吾輩はドラムである 12
我儘もこのくらいなら我慢するが吾輩はヒューマンの不徳についてこれよりも数倍悲しむべきwisを耳にした事がある。
吾輩の故郷ラザーニャの西に、船着き場がある。広くはないがさっぱりとした心持ち好く日の当あたる所だ。うちの養子が夢幻行きたいとあまりに騒いでMD回りの出来ない時や、あまり退屈で狩のレア具合がよくない折などは、吾輩はいつでもここへ出て浩然の気を養うのが例である。ある秋の穏かな日の24時頃であったが、吾輩は露店でホドレムリンカードとグレイヴミミックカードを買ったのち、運動かたがたこの船着き場へと歩を運ばした。

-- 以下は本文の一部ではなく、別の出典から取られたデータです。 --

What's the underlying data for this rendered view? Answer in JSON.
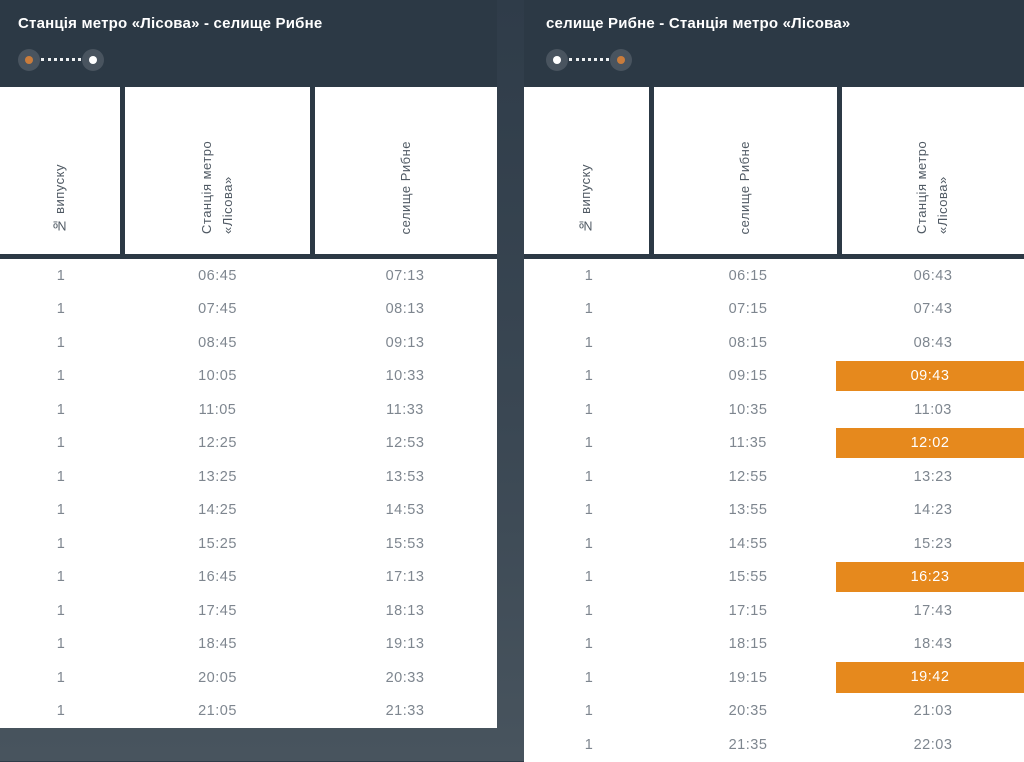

NPCに一匹一匹話しながら、船のそばまでくると、大きな羽根衣装ドラムが前後不覚にチャットを立てている。彼は吾輩が連続ニャンジャンプするも一向いっこう心付かざるごとく、また心付くも無頓着なるごとく、大きな羽根を振り回しぐるぐると体を高速で回転させている。
他猫の溜まり場に忍び入りたるものがかくまで平気にチャット出すものかと、吾輩は窃ひそかにその大胆なる度胸に驚かざるを得なかった。